Uncovering Work from Words: LLM-Based Information Extraction from Historical Petitions
Proceedings of the Fourth Workshop on Language Technologies for Historical and Ancient Languages (LT4HALA 2026) @ LREC 2026
Abstract
We investigate the extraction and normalisation of phrases describing work from 18th-century Swedish petitions using four LLMs: GPT-4o, Llama-3 70B/8B, and Mixtral-8x7B. Performance is evaluated across four configurations: isolated extraction, isolated normalisation, a staged pipeline, and a combined multitasking setup, using both full and filtered texts (with formal greetings and closing sections removed). While exact phrase matching remains low (F1 < .10), token-level and semantic similarity scores suggest that models consistently locate relevant topical regions.

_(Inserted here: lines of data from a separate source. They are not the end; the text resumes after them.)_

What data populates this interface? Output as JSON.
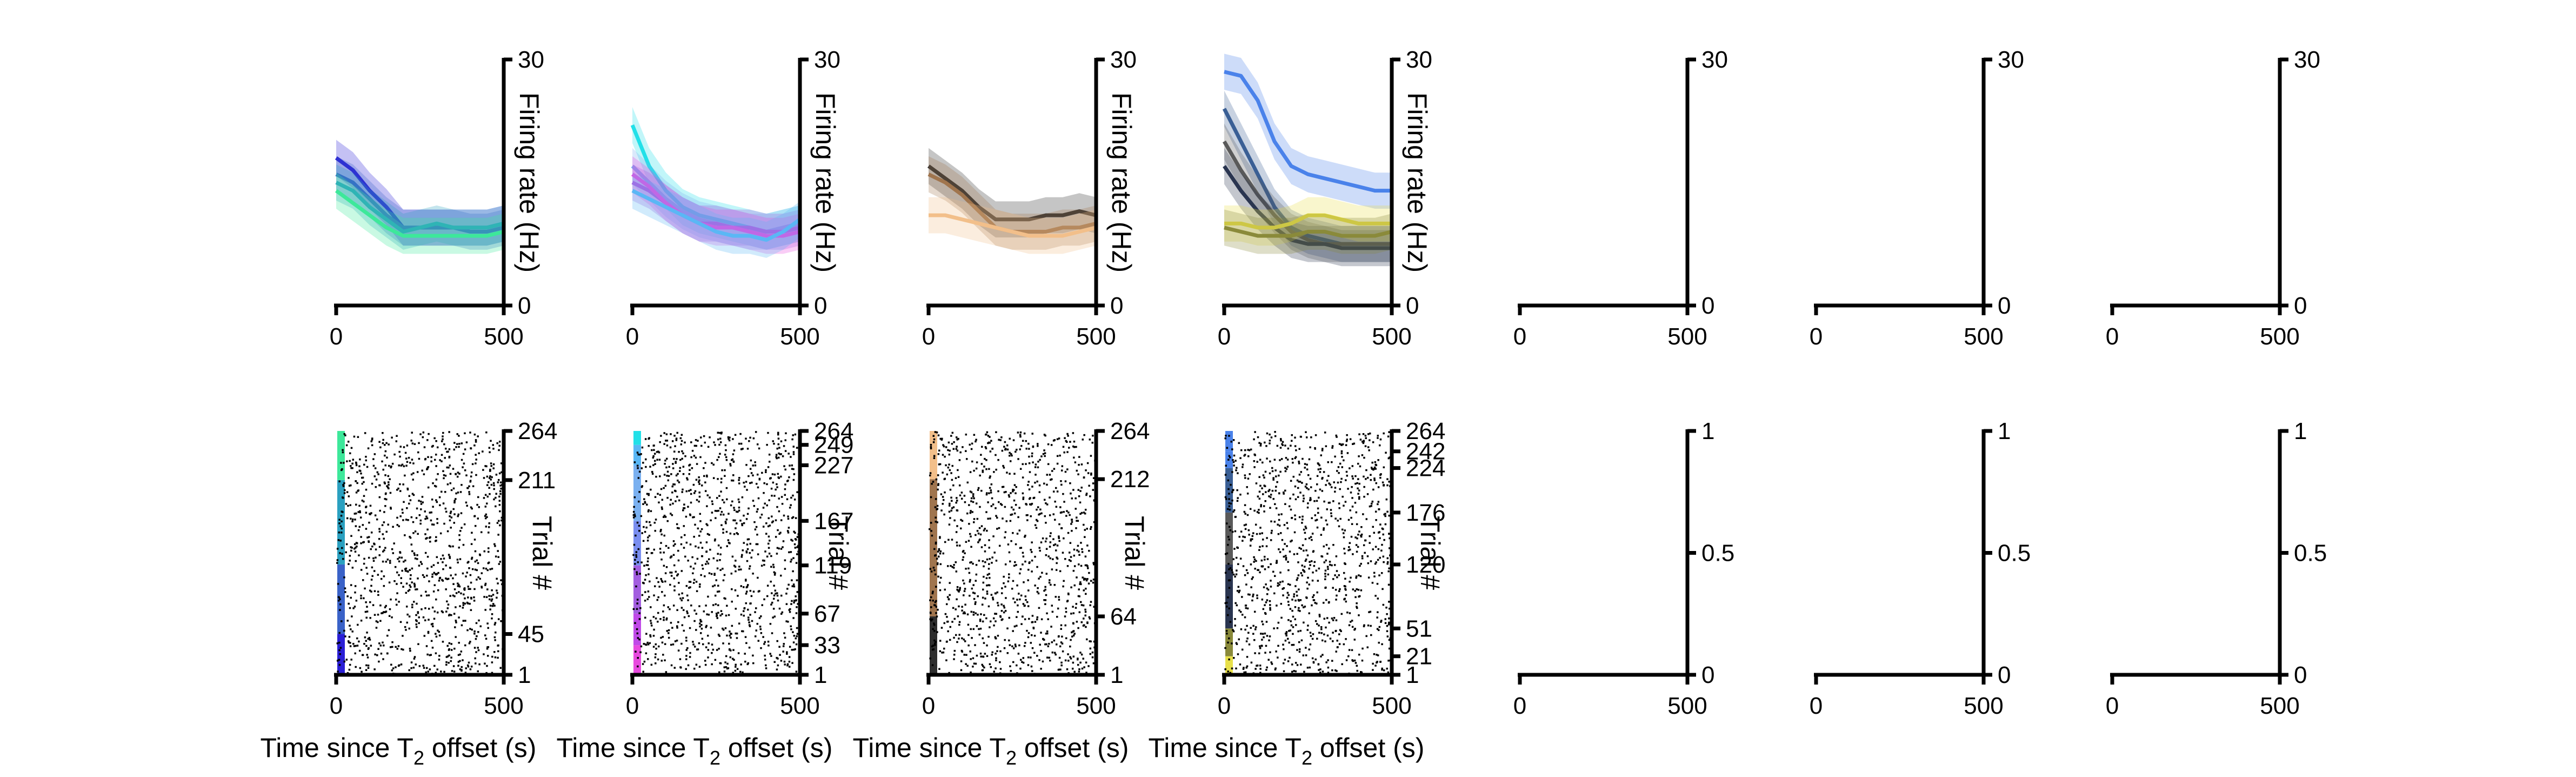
{
  "figure": {
    "time_axis_label": "Time since T",
    "time_axis_sub": "2",
    "time_axis_suffix": " offset (s)",
    "rate_axis_label": "Firing rate (Hz)",
    "trial_axis_label": "Trial #"
  },
  "chart_data": [
    {
      "type": "line",
      "panel": "rate-1",
      "xlim": [
        0,
        500
      ],
      "ylim": [
        0,
        30
      ],
      "x_ticks": [
        "0",
        "500"
      ],
      "y_ticks": [
        "0",
        "30"
      ],
      "ylabel": "Firing rate (Hz)",
      "grid": false,
      "legend": "none",
      "x": [
        0,
        50,
        100,
        150,
        200,
        250,
        300,
        350,
        400,
        450,
        500
      ],
      "series": [
        {
          "color": "#2a1fd6",
          "values": [
            18,
            16.5,
            14,
            12,
            9.5,
            9.5,
            9.5,
            9.5,
            9.5,
            9.5,
            10
          ]
        },
        {
          "color": "#3a62c8",
          "values": [
            16,
            15,
            13,
            11,
            9.5,
            9.5,
            9.5,
            9.5,
            9,
            9,
            9.5
          ]
        },
        {
          "color": "#2aa0c0",
          "values": [
            15,
            14,
            12,
            10.5,
            9,
            9.5,
            10,
            9.5,
            9.5,
            9.5,
            10
          ]
        },
        {
          "color": "#3de89a",
          "values": [
            14,
            12.5,
            11,
            9.5,
            8.5,
            8.5,
            8.5,
            8.5,
            8.5,
            8.5,
            9
          ]
        }
      ]
    },
    {
      "type": "line",
      "panel": "rate-2",
      "xlim": [
        0,
        500
      ],
      "ylim": [
        0,
        30
      ],
      "x_ticks": [
        "0",
        "500"
      ],
      "y_ticks": [
        "0",
        "30"
      ],
      "ylabel": "Firing rate (Hz)",
      "grid": false,
      "legend": "none",
      "x": [
        0,
        50,
        100,
        150,
        200,
        250,
        300,
        350,
        400,
        450,
        500
      ],
      "series": [
        {
          "color": "#22e0e8",
          "values": [
            22,
            17,
            14,
            12,
            11,
            10.5,
            10,
            9.5,
            9,
            9.5,
            10
          ]
        },
        {
          "color": "#7ab0f0",
          "values": [
            17,
            15,
            13,
            11.5,
            10.5,
            10,
            9.5,
            9,
            9,
            9.5,
            10
          ]
        },
        {
          "color": "#a35ee0",
          "values": [
            15,
            14,
            12.5,
            11,
            10,
            10,
            9.5,
            9.5,
            9,
            9,
            9.5
          ]
        },
        {
          "color": "#e84adf",
          "values": [
            16,
            14.5,
            12.5,
            11,
            10,
            9.5,
            9.5,
            9,
            8.5,
            8.5,
            9
          ]
        },
        {
          "color": "#5ab7f5",
          "values": [
            14,
            13,
            12,
            11,
            10,
            9,
            8.5,
            8.5,
            8,
            9,
            10.5
          ]
        }
      ]
    },
    {
      "type": "line",
      "panel": "rate-3",
      "xlim": [
        0,
        500
      ],
      "ylim": [
        0,
        30
      ],
      "x_ticks": [
        "0",
        "500"
      ],
      "y_ticks": [
        "0",
        "30"
      ],
      "ylabel": "Firing rate (Hz)",
      "grid": false,
      "legend": "none",
      "x": [
        0,
        50,
        100,
        150,
        200,
        250,
        300,
        350,
        400,
        450,
        500
      ],
      "series": [
        {
          "color": "#2e2e2e",
          "values": [
            17,
            15.5,
            14,
            12,
            10.5,
            10.5,
            10.5,
            11,
            11,
            11.5,
            11
          ]
        },
        {
          "color": "#a0754e",
          "values": [
            16,
            15,
            13.5,
            11.5,
            9.5,
            9,
            9,
            9,
            9.5,
            9.5,
            10
          ]
        },
        {
          "color": "#f2bf8a",
          "values": [
            11,
            11,
            10.5,
            10,
            9.5,
            9,
            8.5,
            8.5,
            8.5,
            9,
            9.5
          ]
        }
      ]
    },
    {
      "type": "line",
      "panel": "rate-4",
      "xlim": [
        0,
        500
      ],
      "ylim": [
        0,
        30
      ],
      "x_ticks": [
        "0",
        "500"
      ],
      "y_ticks": [
        "0",
        "30"
      ],
      "ylabel": "Firing rate (Hz)",
      "grid": false,
      "legend": "none",
      "x": [
        0,
        50,
        100,
        150,
        200,
        250,
        300,
        350,
        400,
        450,
        500
      ],
      "series": [
        {
          "color": "#4a82ea",
          "values": [
            28.5,
            28,
            25,
            20,
            17,
            16,
            15.5,
            15,
            14.5,
            14,
            14
          ]
        },
        {
          "color": "#3a5f95",
          "values": [
            24,
            20,
            16,
            12,
            9.5,
            8.5,
            8,
            7.5,
            7.5,
            7.5,
            7.5
          ]
        },
        {
          "color": "#5a5a5a",
          "values": [
            20,
            16.5,
            13.5,
            11,
            9,
            8,
            7.5,
            7.5,
            7.5,
            7.5,
            7.5
          ]
        },
        {
          "color": "#2a3550",
          "values": [
            17,
            14,
            11.5,
            9.5,
            8,
            7.5,
            7.5,
            7,
            7,
            7,
            7
          ]
        },
        {
          "color": "#e8e04a",
          "values": [
            10,
            10,
            9.5,
            9.5,
            10,
            11,
            11,
            10.5,
            10,
            10,
            10
          ]
        },
        {
          "color": "#8a8a3a",
          "values": [
            9.5,
            9,
            8.5,
            8.5,
            8.5,
            9,
            9,
            8.5,
            8.5,
            8.5,
            9
          ]
        }
      ]
    },
    {
      "type": "line",
      "panel": "rate-5",
      "xlim": [
        0,
        500
      ],
      "ylim": [
        0,
        30
      ],
      "x_ticks": [
        "0",
        "500"
      ],
      "y_ticks": [
        "0",
        "30"
      ],
      "series": []
    },
    {
      "type": "line",
      "panel": "rate-6",
      "xlim": [
        0,
        500
      ],
      "ylim": [
        0,
        30
      ],
      "x_ticks": [
        "0",
        "500"
      ],
      "y_ticks": [
        "0",
        "30"
      ],
      "series": []
    },
    {
      "type": "line",
      "panel": "rate-7",
      "xlim": [
        0,
        500
      ],
      "ylim": [
        0,
        30
      ],
      "x_ticks": [
        "0",
        "500"
      ],
      "y_ticks": [
        "0",
        "30"
      ],
      "series": []
    },
    {
      "type": "scatter",
      "panel": "raster-1",
      "xlim": [
        0,
        500
      ],
      "ylim": [
        1,
        264
      ],
      "x_ticks": [
        "0",
        "500"
      ],
      "y_ticks": [
        "1",
        "45",
        "211",
        "264"
      ],
      "ylabel": "Trial #",
      "condition_bands": [
        {
          "from": 1,
          "to": 45,
          "color": "#2a1fd6"
        },
        {
          "from": 45,
          "to": 120,
          "color": "#3a62c8"
        },
        {
          "from": 120,
          "to": 211,
          "color": "#2aa0c0"
        },
        {
          "from": 211,
          "to": 264,
          "color": "#3de89a"
        }
      ]
    },
    {
      "type": "scatter",
      "panel": "raster-2",
      "xlim": [
        0,
        500
      ],
      "ylim": [
        1,
        264
      ],
      "x_ticks": [
        "0",
        "500"
      ],
      "y_ticks": [
        "1",
        "33",
        "67",
        "119",
        "167",
        "227",
        "249",
        "264"
      ],
      "ylabel": "Trial #",
      "condition_bands": [
        {
          "from": 1,
          "to": 33,
          "color": "#e84adf"
        },
        {
          "from": 33,
          "to": 67,
          "color": "#c04ae8"
        },
        {
          "from": 67,
          "to": 119,
          "color": "#a35ee0"
        },
        {
          "from": 119,
          "to": 167,
          "color": "#7a8ef0"
        },
        {
          "from": 167,
          "to": 227,
          "color": "#7ab0f0"
        },
        {
          "from": 227,
          "to": 249,
          "color": "#5ab7f5"
        },
        {
          "from": 249,
          "to": 264,
          "color": "#22e0e8"
        }
      ]
    },
    {
      "type": "scatter",
      "panel": "raster-3",
      "xlim": [
        0,
        500
      ],
      "ylim": [
        1,
        264
      ],
      "x_ticks": [
        "0",
        "500"
      ],
      "y_ticks": [
        "1",
        "64",
        "212",
        "264"
      ],
      "ylabel": "Trial #",
      "condition_bands": [
        {
          "from": 1,
          "to": 64,
          "color": "#2e2e2e"
        },
        {
          "from": 64,
          "to": 212,
          "color": "#a0754e"
        },
        {
          "from": 212,
          "to": 264,
          "color": "#f2bf8a"
        }
      ]
    },
    {
      "type": "scatter",
      "panel": "raster-4",
      "xlim": [
        0,
        500
      ],
      "ylim": [
        1,
        264
      ],
      "x_ticks": [
        "0",
        "500"
      ],
      "y_ticks": [
        "1",
        "21",
        "51",
        "120",
        "176",
        "224",
        "242",
        "264"
      ],
      "ylabel": "Trial #",
      "condition_bands": [
        {
          "from": 1,
          "to": 21,
          "color": "#e8e04a"
        },
        {
          "from": 21,
          "to": 51,
          "color": "#8a8a3a"
        },
        {
          "from": 51,
          "to": 120,
          "color": "#2a3550"
        },
        {
          "from": 120,
          "to": 176,
          "color": "#5a5a5a"
        },
        {
          "from": 176,
          "to": 224,
          "color": "#3a5f95"
        },
        {
          "from": 224,
          "to": 242,
          "color": "#4a82ea"
        },
        {
          "from": 242,
          "to": 264,
          "color": "#4a82ea"
        }
      ]
    },
    {
      "type": "scatter",
      "panel": "raster-5",
      "xlim": [
        0,
        500
      ],
      "ylim": [
        0,
        1
      ],
      "x_ticks": [
        "0",
        "500"
      ],
      "y_ticks": [
        "0",
        "0.5",
        "1"
      ]
    },
    {
      "type": "scatter",
      "panel": "raster-6",
      "xlim": [
        0,
        500
      ],
      "ylim": [
        0,
        1
      ],
      "x_ticks": [
        "0",
        "500"
      ],
      "y_ticks": [
        "0",
        "0.5",
        "1"
      ]
    },
    {
      "type": "scatter",
      "panel": "raster-7",
      "xlim": [
        0,
        500
      ],
      "ylim": [
        0,
        1
      ],
      "x_ticks": [
        "0",
        "500"
      ],
      "y_ticks": [
        "0",
        "0.5",
        "1"
      ]
    }
  ]
}
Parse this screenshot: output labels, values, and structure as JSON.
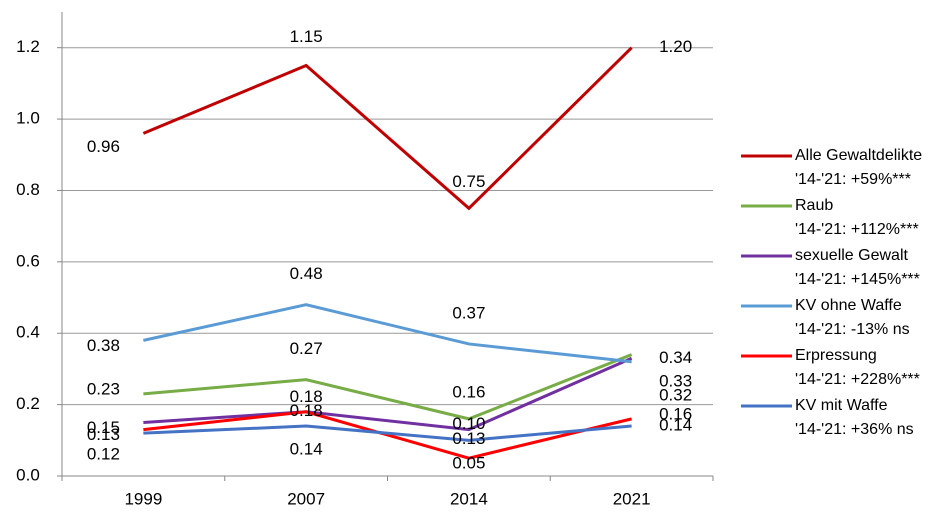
{
  "chart_data": {
    "type": "line",
    "categories": [
      "1999",
      "2007",
      "2014",
      "2021"
    ],
    "ylim": [
      0,
      1.3
    ],
    "yticks": [
      {
        "value": 0,
        "label": "0.0"
      },
      0.2,
      0.4,
      0.6,
      0.8,
      {
        "value": 1,
        "label": "1.0"
      },
      1.2
    ],
    "grid": true,
    "legend": "right",
    "series": [
      {
        "name": "Alle Gewaltdelikte",
        "change": "'14-'21: +59%***",
        "color": "#c00000",
        "values": [
          0.96,
          1.15,
          0.75,
          1.2
        ],
        "value_labels": [
          "0.96",
          "1.15",
          "0.75",
          "1.20"
        ]
      },
      {
        "name": "Raub",
        "change": "'14-'21: +112%***",
        "color": "#77ac47",
        "values": [
          0.23,
          0.27,
          0.16,
          0.34
        ],
        "value_labels": [
          "0.23",
          "0.27",
          "0.16",
          "0.34"
        ]
      },
      {
        "name": "sexuelle Gewalt",
        "change": "'14-'21: +145%***",
        "color": "#7030a0",
        "values": [
          0.15,
          0.18,
          0.13,
          0.33
        ],
        "value_labels": [
          "0.15",
          "0.18",
          "0.13",
          "0.33"
        ]
      },
      {
        "name": "KV ohne Waffe",
        "change": "'14-'21: -13% ns",
        "color": "#5b9bd5",
        "values": [
          0.38,
          0.48,
          0.37,
          0.32
        ],
        "value_labels": [
          "0.38",
          "0.48",
          "0.37",
          "0.32"
        ]
      },
      {
        "name": "Erpressung",
        "change": "'14-'21: +228%***",
        "color": "#ff0000",
        "values": [
          0.13,
          0.18,
          0.05,
          0.16
        ],
        "value_labels": [
          "0.13",
          "0.18",
          "0.05",
          "0.16"
        ]
      },
      {
        "name": "KV mit Waffe",
        "change": "'14-'21: +36% ns",
        "color": "#4472c4",
        "values": [
          0.12,
          0.14,
          0.1,
          0.14
        ],
        "value_labels": [
          "0.12",
          "0.14",
          "0.10",
          "0.14"
        ]
      }
    ]
  }
}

Semantic similarity scores must however be interpreted with caution, since they are often only marginally higher than an average baseline. Results reveal a "multitasking paradox": combined extraction and normalisation improves phrase location for high-parameter models but degrades normalisation precision. Furthermore, normalisation benefits from the context of a staged pipeline compared to isolated tasks, while text filtering has only marginal effects. Despite a tendency towards over-prediction, qualitative analysis suggests that models can detect plausible work-related expressions missed by human annotators. These findings illustrate the challenges of historical extraction and suggest that hybrid human–machine workflows are a promising approach for enhancing coverage and interpretability in cultural heritage research.